Gold was first discovered in Montana in 1862 along Grasshopper Creek in Southwestern Montana. The Town of Bannock grew quickly in six months from 400 residents to 6000 residents. In its day, the town sported a brewery, a hotel, a Masonic Lodge, a bowling alley and a brick courthouse. When the gold played out, folks moved on to greener pastures; by 1940, the town’s only residents were ghosts. The state of Montana eventually helped to restore 50 buildings that today represent a very colorful era in Montana history. Bannock was the territorial capital and the first seat of government.





Hotel Meade in its day, Bannack, Montana


The Ghost of Hotel Meade



As Bannock’s population diminished, other more significant gold discoveries created more substantial towns. As Bannock’s riches declined, miners discovered gold in Alder Gulch in 1863. They soon built permanent residents and stores and called the town Varina in honor of the wife of Jefferson Davis. However, in order to stop another Civil War by those with anti-confederate sympathies, a judge recorded the town’s name as Virginia. By 1864, there were 10,000 citizens calling Virginia City home. It was the largest and wealthiest town in the Pacific Northwest—in that same year, miners extracted thirty million dollars worth of gold from the gulches around the town. Also in 1864, the territorial capital was moved from Bannock to the Virginia City.

Virginia City, Montana

Virginia City, like many of Montana’s ghost towns, has been restored and is now the property of the Montana Historical Society. Those renovating the town have opened up the boarded windows and swept the dust and cobwebs off the floors. They restored the buildings and their interiors to reflect the life and culture of Territorial Montana in the 1860s.

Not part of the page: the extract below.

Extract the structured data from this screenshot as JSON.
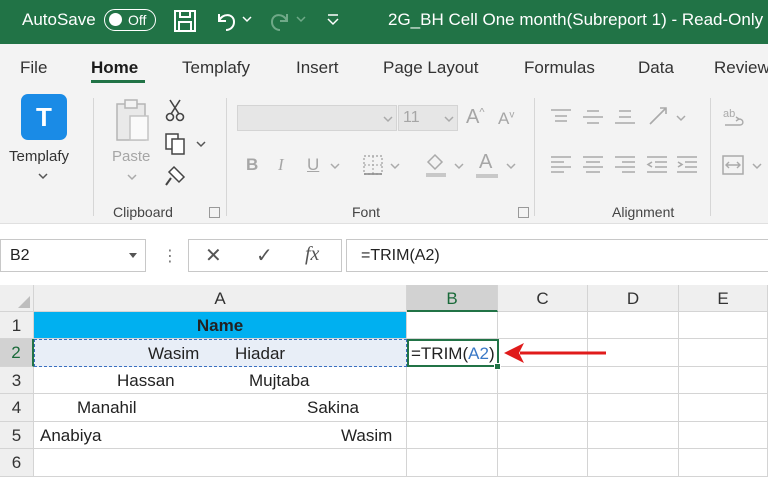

Silver could raise as mush excitement among miners as gold, especially in 1872 when silver was discovered outside of what became the city of Granite, in western Montana, about a 100 miles east of Missoula.




Granite in its heyday, 1898


By 1889, miners extracted on an average of $275,000 a month of silver ore from the granite mines--highest producing silver mines in the United States. The towns’ wealthy citizens build many substantial buildings. Besides a bank, with one of the strongest vaults in the Northwest, the Miners Union Hall reflects the permanent feeling towns folks must have had about their new life in the Rocky Mountain West.


Miners Union Hall--Granite 1969

The difference between my 1969 slide of the miners Union Hall and that taken recently demonstrates the need for more preservation work before these towns and the history that they represent fades out of memory.



Miners Union Hall--granite 2008




The American West played an important part in establishing American capitalism in the nineteenth and early twentieth century. The mining era was only one of many economic frontiers that encompassed the West in the nineteenth century.

The Gold Era, as the Fur Trade Era that preceded it, has a colorful history. And, although short lived, the Gold era ushered in permanent settlement and continued development of the American West. It is fun and educational to visit the restored town today, but I’m glad I did get to see Virginia City, Garnet, Coloma and Granite before restoration efforts began, makes me feel like I’m a small part of the history.